WINNIPEG -- Manitoba health officials are warning the health-care system in the province is not built to support continued soaring COVID-19 case counts.
As of Monday, Manitoba is reporting 234 people in hospital due to COVID-19, with 42 people in intensive care.
“I want to be clear now that what is happening in these sites is really a wake-up call to all Manitobans,” said Lanette Siragusa, the chief nursing officer for Shared Health. “The entire system is soon going to be under distress with these high daily case counts. It really can’t continue. The system was not built for that."
“Everyone is doing as much as they can, but this is becoming more and more distressing every day that we see these high numbers.”
The province opened six additional intensive care beds across Manitoba over the weekend, bringing the total to 99. As of midnight, 90 are now in use. In addition, 37 of 83 ventilated patients have tested positive for COVID-19.
INCREASING PRESSURE ON STEINBACH HOSPITAL
The recent case counts in Steinbach, Man. is putting increased pressure on the staff at Bethesda Regional Health Centre. As of Monday, there are 308 active cases in Steinbach’s health district.

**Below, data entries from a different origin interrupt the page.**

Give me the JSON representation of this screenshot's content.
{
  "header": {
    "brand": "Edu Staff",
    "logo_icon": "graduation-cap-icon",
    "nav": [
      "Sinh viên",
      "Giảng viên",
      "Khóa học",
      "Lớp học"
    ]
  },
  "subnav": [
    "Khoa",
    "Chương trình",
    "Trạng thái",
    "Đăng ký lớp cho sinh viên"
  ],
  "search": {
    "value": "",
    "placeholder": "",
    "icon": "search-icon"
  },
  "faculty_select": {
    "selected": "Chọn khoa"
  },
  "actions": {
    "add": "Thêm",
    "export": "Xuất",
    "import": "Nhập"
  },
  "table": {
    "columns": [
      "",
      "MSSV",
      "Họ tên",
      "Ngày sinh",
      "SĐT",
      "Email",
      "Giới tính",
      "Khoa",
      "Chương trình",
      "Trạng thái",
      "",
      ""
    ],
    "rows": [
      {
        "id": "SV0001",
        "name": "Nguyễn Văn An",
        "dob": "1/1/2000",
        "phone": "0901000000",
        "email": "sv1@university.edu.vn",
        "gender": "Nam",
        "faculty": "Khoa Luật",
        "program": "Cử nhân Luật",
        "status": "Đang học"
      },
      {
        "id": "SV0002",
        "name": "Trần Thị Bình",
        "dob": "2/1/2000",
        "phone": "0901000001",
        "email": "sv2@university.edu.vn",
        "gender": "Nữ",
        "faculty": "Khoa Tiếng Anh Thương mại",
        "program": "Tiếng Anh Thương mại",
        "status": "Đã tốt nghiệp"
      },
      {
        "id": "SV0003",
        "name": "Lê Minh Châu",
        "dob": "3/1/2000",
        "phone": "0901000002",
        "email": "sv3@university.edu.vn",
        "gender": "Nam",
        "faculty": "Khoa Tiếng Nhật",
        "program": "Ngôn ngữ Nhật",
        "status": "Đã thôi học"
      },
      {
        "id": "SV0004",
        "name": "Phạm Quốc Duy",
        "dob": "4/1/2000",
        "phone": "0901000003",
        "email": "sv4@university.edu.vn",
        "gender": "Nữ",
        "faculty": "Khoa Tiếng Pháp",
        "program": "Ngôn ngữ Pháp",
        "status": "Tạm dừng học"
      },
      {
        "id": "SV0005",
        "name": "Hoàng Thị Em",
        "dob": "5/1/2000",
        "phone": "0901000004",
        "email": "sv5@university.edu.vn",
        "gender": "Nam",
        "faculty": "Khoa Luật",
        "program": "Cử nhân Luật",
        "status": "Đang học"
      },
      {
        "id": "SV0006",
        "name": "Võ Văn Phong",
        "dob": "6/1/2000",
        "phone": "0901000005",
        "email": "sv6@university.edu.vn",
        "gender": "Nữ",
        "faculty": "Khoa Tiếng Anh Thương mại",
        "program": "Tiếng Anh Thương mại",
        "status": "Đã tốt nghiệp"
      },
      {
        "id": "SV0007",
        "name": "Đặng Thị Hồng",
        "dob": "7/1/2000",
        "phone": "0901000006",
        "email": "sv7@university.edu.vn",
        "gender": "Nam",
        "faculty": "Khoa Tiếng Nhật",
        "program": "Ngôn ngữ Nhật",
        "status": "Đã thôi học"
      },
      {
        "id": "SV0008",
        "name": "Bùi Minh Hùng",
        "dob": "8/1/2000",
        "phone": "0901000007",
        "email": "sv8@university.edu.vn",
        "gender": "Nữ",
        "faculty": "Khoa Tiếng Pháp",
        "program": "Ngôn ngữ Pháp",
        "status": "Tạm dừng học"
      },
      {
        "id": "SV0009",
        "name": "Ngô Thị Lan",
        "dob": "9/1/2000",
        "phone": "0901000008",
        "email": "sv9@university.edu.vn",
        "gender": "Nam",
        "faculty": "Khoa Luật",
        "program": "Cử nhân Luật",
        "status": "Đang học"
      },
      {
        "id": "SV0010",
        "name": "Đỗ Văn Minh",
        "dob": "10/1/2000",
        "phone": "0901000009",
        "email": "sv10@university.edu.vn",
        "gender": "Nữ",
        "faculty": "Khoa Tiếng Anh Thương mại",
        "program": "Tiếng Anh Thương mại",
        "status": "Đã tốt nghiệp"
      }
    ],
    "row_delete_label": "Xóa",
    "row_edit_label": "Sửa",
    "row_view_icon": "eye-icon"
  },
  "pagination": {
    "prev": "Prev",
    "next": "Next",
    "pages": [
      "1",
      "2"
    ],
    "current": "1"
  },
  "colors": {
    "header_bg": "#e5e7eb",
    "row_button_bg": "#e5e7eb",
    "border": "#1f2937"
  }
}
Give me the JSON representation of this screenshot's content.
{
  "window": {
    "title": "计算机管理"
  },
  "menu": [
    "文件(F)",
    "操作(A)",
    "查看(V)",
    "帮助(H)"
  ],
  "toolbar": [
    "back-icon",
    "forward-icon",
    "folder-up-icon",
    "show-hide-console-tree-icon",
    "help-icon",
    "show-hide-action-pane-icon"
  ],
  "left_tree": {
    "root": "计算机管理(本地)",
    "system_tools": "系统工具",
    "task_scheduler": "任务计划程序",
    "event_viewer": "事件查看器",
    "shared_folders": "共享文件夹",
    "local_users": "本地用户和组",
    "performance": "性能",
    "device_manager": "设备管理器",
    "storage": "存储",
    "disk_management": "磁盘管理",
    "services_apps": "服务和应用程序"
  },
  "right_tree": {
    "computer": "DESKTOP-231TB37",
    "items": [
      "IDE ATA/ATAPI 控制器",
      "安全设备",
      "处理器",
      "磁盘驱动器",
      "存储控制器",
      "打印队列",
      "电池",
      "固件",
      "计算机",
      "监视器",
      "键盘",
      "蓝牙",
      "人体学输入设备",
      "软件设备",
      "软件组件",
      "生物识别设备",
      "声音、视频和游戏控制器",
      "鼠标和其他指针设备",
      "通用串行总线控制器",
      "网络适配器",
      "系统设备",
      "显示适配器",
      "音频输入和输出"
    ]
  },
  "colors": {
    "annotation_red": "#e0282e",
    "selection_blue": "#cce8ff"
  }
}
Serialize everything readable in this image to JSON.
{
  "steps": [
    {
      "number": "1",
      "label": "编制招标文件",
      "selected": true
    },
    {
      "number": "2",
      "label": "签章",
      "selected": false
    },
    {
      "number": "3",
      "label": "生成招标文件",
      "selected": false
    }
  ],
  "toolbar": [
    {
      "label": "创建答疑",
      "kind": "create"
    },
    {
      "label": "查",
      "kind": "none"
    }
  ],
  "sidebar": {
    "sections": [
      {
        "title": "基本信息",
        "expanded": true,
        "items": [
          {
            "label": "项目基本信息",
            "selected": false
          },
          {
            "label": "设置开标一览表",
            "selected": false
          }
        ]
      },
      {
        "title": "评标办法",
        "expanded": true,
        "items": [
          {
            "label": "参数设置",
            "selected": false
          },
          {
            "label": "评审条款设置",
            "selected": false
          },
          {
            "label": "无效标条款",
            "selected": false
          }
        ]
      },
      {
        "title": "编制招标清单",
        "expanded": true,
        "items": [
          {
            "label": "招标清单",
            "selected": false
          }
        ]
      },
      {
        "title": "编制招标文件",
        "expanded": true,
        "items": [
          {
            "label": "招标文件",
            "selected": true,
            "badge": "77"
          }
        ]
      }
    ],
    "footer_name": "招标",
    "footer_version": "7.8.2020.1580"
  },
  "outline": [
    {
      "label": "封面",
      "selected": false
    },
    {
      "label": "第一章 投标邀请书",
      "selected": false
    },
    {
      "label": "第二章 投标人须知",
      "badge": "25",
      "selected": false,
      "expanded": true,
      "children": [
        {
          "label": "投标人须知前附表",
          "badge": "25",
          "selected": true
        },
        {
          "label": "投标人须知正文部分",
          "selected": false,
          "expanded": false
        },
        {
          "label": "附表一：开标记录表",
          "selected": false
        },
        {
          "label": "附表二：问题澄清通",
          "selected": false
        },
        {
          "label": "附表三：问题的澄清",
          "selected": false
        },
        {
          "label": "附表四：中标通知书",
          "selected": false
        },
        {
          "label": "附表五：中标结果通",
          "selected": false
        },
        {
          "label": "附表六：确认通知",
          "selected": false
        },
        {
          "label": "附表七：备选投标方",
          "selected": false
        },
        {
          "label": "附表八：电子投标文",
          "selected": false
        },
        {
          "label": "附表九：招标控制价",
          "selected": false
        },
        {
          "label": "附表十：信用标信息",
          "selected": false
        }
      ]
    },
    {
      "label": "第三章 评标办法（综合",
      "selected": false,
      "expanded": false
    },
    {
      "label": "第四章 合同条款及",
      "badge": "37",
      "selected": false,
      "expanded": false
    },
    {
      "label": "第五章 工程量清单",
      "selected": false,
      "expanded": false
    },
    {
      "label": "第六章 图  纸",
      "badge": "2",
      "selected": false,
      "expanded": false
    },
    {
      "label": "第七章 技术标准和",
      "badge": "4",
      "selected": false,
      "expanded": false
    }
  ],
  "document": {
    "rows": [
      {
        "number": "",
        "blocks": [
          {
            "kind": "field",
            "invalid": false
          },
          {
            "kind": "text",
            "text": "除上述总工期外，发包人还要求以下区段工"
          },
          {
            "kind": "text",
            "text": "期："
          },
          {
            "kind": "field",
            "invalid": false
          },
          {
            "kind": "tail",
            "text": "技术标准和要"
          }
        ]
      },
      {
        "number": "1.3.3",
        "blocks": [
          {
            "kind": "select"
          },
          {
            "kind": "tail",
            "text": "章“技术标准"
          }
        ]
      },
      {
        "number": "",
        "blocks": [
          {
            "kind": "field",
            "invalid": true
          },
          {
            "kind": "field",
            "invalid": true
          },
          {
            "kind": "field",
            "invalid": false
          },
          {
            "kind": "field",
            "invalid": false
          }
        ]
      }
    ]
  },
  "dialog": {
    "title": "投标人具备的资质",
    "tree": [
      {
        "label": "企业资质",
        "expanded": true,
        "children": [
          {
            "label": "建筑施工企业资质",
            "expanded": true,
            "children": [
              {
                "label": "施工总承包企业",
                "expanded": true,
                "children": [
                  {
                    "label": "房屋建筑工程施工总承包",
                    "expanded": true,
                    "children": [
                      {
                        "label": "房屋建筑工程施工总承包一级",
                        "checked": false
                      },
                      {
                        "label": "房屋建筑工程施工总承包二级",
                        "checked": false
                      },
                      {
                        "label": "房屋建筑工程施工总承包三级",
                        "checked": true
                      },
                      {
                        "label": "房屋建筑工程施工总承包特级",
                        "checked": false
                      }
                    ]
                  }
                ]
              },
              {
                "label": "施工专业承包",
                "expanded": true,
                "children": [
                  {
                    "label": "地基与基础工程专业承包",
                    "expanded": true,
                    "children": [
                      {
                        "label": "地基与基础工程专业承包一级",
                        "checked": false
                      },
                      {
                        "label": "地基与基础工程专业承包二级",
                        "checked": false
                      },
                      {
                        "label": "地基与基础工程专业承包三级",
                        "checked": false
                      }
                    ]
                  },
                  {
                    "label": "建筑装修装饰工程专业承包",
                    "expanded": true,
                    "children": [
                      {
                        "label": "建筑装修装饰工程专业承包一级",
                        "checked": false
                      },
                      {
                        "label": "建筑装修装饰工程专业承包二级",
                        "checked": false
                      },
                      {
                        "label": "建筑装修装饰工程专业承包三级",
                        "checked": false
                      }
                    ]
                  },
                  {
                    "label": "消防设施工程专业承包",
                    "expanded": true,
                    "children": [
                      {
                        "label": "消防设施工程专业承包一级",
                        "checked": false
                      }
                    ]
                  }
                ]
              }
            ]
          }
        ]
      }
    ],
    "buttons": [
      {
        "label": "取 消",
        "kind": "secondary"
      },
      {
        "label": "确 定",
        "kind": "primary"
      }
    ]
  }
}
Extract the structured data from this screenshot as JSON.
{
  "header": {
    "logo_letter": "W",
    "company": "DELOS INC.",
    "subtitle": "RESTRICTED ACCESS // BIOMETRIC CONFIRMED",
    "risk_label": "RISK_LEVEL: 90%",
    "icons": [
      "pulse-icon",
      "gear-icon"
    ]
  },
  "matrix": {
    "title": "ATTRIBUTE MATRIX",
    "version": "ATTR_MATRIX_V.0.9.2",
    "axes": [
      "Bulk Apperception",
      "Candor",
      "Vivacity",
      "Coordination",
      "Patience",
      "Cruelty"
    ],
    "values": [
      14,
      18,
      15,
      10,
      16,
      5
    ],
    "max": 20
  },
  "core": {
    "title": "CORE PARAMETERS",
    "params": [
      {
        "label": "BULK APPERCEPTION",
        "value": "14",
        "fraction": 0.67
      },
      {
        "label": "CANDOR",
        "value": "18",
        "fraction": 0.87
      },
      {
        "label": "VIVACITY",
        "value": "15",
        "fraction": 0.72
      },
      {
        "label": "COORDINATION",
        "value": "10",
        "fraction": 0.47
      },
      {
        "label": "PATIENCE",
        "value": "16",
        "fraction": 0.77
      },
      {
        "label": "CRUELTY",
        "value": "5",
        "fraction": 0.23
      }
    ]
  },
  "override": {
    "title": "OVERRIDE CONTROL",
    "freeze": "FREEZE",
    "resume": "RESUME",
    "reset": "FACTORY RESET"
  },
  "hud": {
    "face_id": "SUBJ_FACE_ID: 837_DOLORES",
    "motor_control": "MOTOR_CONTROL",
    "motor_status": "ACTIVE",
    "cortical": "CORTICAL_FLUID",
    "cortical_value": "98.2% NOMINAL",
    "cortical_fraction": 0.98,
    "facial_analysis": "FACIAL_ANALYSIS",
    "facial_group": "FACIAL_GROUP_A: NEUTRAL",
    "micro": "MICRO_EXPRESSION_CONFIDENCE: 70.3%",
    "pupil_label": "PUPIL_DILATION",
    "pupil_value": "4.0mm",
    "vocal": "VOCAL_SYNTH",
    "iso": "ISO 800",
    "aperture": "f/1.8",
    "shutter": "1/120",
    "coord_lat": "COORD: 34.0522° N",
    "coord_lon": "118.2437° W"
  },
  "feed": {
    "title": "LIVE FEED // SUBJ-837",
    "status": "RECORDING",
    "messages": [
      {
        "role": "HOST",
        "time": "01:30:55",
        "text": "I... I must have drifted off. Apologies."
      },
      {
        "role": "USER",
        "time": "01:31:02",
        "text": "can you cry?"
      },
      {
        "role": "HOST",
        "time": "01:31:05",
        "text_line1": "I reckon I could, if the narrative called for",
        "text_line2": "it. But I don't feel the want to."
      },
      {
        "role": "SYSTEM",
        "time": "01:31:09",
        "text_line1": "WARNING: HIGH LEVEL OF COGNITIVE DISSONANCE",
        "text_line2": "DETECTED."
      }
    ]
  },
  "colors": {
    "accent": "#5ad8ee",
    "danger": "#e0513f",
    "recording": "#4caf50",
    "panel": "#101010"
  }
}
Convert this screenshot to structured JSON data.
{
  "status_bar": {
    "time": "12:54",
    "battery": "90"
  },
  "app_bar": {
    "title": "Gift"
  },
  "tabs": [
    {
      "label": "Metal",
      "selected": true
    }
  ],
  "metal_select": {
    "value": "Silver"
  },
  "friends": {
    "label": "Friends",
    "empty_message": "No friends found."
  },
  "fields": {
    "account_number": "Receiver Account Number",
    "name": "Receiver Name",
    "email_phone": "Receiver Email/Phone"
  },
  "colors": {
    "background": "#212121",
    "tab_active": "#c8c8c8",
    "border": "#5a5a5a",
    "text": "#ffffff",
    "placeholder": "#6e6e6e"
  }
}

“Surgical activity at the site is now going to be limited to urgent and emergent cases only, so elective cases will stop there temporarily,” Siragusa said. “This will allow the surgical staff to be deployed to other areas in the site where additional resources are required.”
Siragusa said staff in some units at the hospital, such as rehabilitation, are being moved to help support patient care. Staff from other acute sites around the area are being offered shifts at Bethesda, with many volunteering and accepting.
“A call has been placed for emergency nurses from other regional centres to help out,” she said.
The hospital is also working to reorganize the waiting room in the emergency department to have a separate space for COVID-19 patients, and is in discussion to create waiting room “red zones” so patients do not have to be triaged in their cars in the parking lot, Siragusa said.
A spokesperson from the Southern Health region told CTV News there is a one-and-a-half-day wait time to get a COVID-19 test in Steinbach, though the region is working to improve the testing site.